藤原先生の「適当」

■ホーホケキョとなりの山田くん■

スタジオジブリのDVD第1弾が「ホーホケキョとなりの山田くん」と聞いてううむこの選択は,と思ったものだが,なにしろ原作の方はほとんど読んでなかったし,劇場公開でも見逃してしまっていたのでとりあえず買ってみた。

見終わってもう一度ううむとうなってしまった。これは絶賛派と否定派に別れるのも無理はないなあというのが正直な感想だ。

僕の中にもその両方の感情がわき上がってきたからだが,確かにこの絵柄をこのタッチのまま動かしている恐るべき技術(もう凄いのひと言)や,声をあげて笑ってしまった絶妙のタイミングなどには素直に感心してしまう。

と同時に,あれほどの膨大な予算と手間暇をつぎこんで作るべき映画だろうか,という疑問も正直否定できない。40分の中編ならともかく長編でやるかねーという感想もあると思う。でもまあ,あんなにお金使ってというのは余計なお世話なんだろうな。

先にも書いたように,見ていて思わずわはははと笑ってしまう場面がいくつもあった。ということは出来としては成功しているわけだ。興行的には関係者一同がっかりという結果だったらしいが。

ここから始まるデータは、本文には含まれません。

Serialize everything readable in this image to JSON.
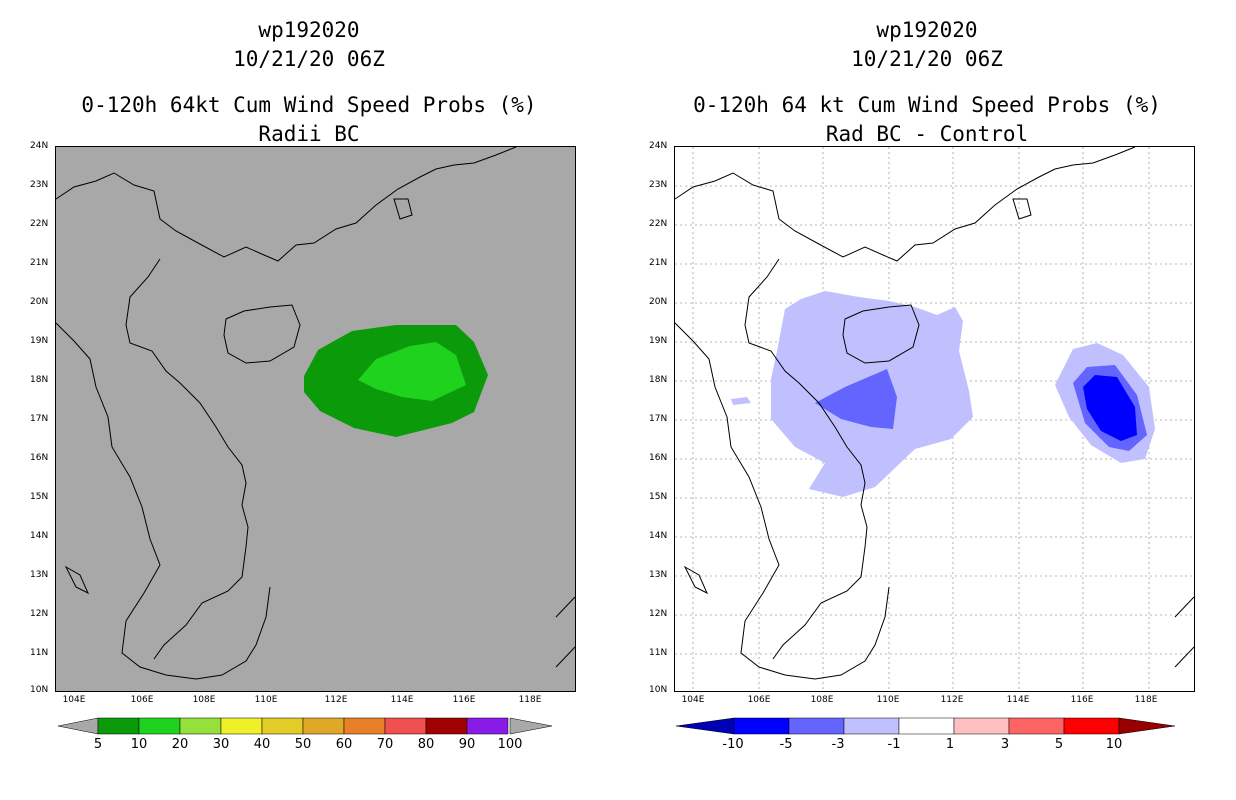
{
  "left_panel": {
    "storm_id": "wp192020",
    "datetime": "10/21/20 06Z",
    "title": "0-120h 64kt Cum Wind Speed Probs (%)",
    "subtitle": "Radii BC",
    "background_color": "#a8a8a8",
    "colorbar": {
      "labels": [
        "5",
        "10",
        "20",
        "30",
        "40",
        "50",
        "60",
        "70",
        "80",
        "90",
        "100"
      ],
      "colors": [
        "#0a9a0a",
        "#1ed21e",
        "#96e03c",
        "#f0f028",
        "#e2cc28",
        "#e0a828",
        "#e88028",
        "#f05050",
        "#a00000",
        "#8a1ae6"
      ]
    }
  },
  "right_panel": {
    "storm_id": "wp192020",
    "datetime": "10/21/20 06Z",
    "title": "0-120h 64 kt Cum Wind Speed Probs (%)",
    "subtitle": "Rad BC - Control",
    "background_color": "#ffffff",
    "colorbar": {
      "labels": [
        "-10",
        "-5",
        "-3",
        "-1",
        "1",
        "3",
        "5",
        "10"
      ],
      "colors": [
        "#0000b4",
        "#0000ff",
        "#6464ff",
        "#c0c0ff",
        "#ffffff",
        "#ffc0c0",
        "#ff6464",
        "#ff0000",
        "#960000"
      ]
    }
  },
  "axes": {
    "lat_labels": [
      "24N",
      "23N",
      "22N",
      "21N",
      "20N",
      "19N",
      "18N",
      "17N",
      "16N",
      "15N",
      "14N",
      "13N",
      "12N",
      "11N",
      "10N"
    ],
    "lon_labels": [
      "104E",
      "106E",
      "108E",
      "110E",
      "112E",
      "114E",
      "116E",
      "118E"
    ]
  }
}
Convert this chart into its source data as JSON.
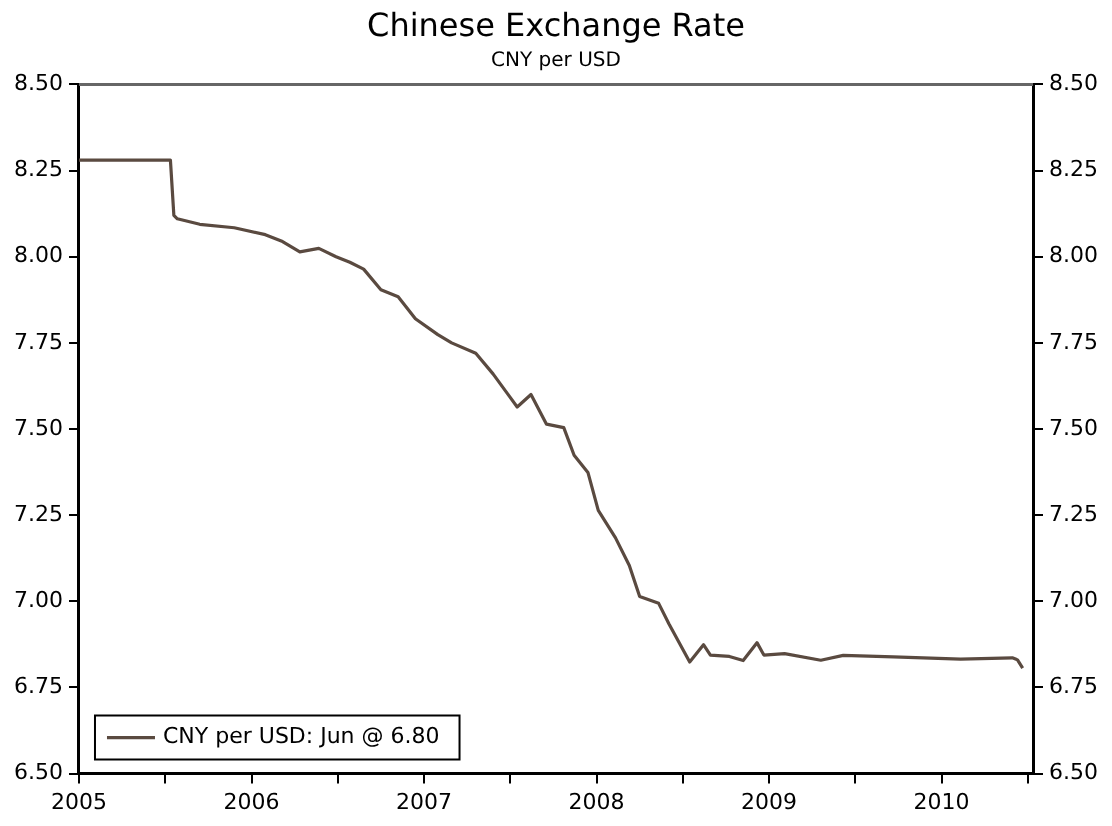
{
  "chart_data": {
    "type": "line",
    "title": "Chinese Exchange Rate",
    "subtitle": "CNY per USD",
    "xlim": [
      2005,
      2010.53
    ],
    "xticks": [
      2005,
      {
        "value": 2005.5,
        "label": null
      },
      2006,
      {
        "value": 2006.5,
        "label": null
      },
      2007,
      {
        "value": 2007.5,
        "label": null
      },
      2008,
      {
        "value": 2008.5,
        "label": null
      },
      2009,
      {
        "value": 2009.5,
        "label": null
      },
      2010,
      {
        "value": 2010.5,
        "label": null
      }
    ],
    "ylim": [
      6.5,
      8.5
    ],
    "yticks": [
      {
        "value": 6.5,
        "label": "6.50"
      },
      6.75,
      {
        "value": 7,
        "label": "7.00"
      },
      7.25,
      {
        "value": 7.5,
        "label": "7.50"
      },
      7.75,
      {
        "value": 8,
        "label": "8.00"
      },
      8.25,
      {
        "value": 8.5,
        "label": "8.50"
      }
    ],
    "y2lim": [
      6.5,
      8.5
    ],
    "y2ticks": [
      {
        "value": 6.5,
        "label": "6.50"
      },
      6.75,
      {
        "value": 7,
        "label": "7.00"
      },
      7.25,
      {
        "value": 7.5,
        "label": "7.50"
      },
      7.75,
      {
        "value": 8,
        "label": "8.00"
      },
      8.25,
      {
        "value": 8.5,
        "label": "8.50"
      }
    ],
    "series": [
      {
        "name": "CNY per USD: Jun @ 6.80",
        "color": "#5a4a40",
        "x": [
          2005.0,
          2005.3,
          2005.53,
          2005.55,
          2005.57,
          2005.7,
          2005.9,
          2006.08,
          2006.18,
          2006.28,
          2006.39,
          2006.49,
          2006.57,
          2006.65,
          2006.75,
          2006.85,
          2006.95,
          2007.08,
          2007.16,
          2007.3,
          2007.4,
          2007.54,
          2007.62,
          2007.71,
          2007.81,
          2007.87,
          2007.95,
          2008.01,
          2008.11,
          2008.19,
          2008.25,
          2008.36,
          2008.42,
          2008.54,
          2008.62,
          2008.66,
          2008.77,
          2008.85,
          2008.93,
          2008.97,
          2009.09,
          2009.3,
          2009.43,
          2009.72,
          2010.11,
          2010.41,
          2010.44,
          2010.47
        ],
        "values": [
          8.28,
          8.28,
          8.28,
          8.12,
          8.11,
          8.094,
          8.084,
          8.064,
          8.044,
          8.014,
          8.024,
          8.0,
          7.984,
          7.964,
          7.904,
          7.884,
          7.82,
          7.774,
          7.75,
          7.72,
          7.66,
          7.564,
          7.6,
          7.514,
          7.504,
          7.424,
          7.374,
          7.264,
          7.184,
          7.104,
          7.014,
          6.994,
          6.934,
          6.824,
          6.874,
          6.844,
          6.84,
          6.828,
          6.88,
          6.844,
          6.848,
          6.829,
          6.843,
          6.839,
          6.832,
          6.836,
          6.83,
          6.806
        ]
      }
    ],
    "grid": false,
    "legend": "bottom left",
    "marker": "none",
    "line_style": "solid"
  }
}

しかし,見ていて笑えるシーンがいくつもあったのは確かだが,実はよ〜く考えないと何がおかしいのかわかんないという部分もあった。芸で笑わせるタイプとでも言おうか,非常に日本的な庶民生活のあれやこれやの経験値がものをいう映画なのだ。

よってそういった風俗がどんどん廃れていっている今の人々にとっては自分の中の「日本的庶民度」を計る絶好のバロメーターにもなる作品である。思い当たる節の多い人ほど平均的日本人の古き良き血を受け継いでいると言えるかもしれない……なんて大げさなもんでもないか。

さて,予告編の時から印象的だったシーンがいくつかあるのだが僕が一番好きなのは藤原先生のあの「適当」のくだり。

セリフもちょっとだけだから矢野顕子の声優ぶりをどうこういうほどのことはない(でもなかなかいい感じだった)けど,なんか間の取り方がよくて

藤原先生「これです」
生徒たち「おおー」
藤原先生「適当ぉ」

この短いやりとりがとても快感である。ここでの適当というのはギャグとしてなら「要領のいい,いいかげんな」という意味だろうが,先生の笑顔を見ると第一義としての,つまり「ほどよい」の方であろうかとも思う。この感覚がこの映画全体の雰囲気をよく表しているような気がする。

DVDではチャプター85だ。なんやかんや言ってしまったが,こうして自宅でじっくり見る方が細かい発見があってこの映画にはふさわしいかもしれない。音声や特典映像,オマケの「ホーホケキョとなりのののちゃん」など思いのほか充実したソフトになっている。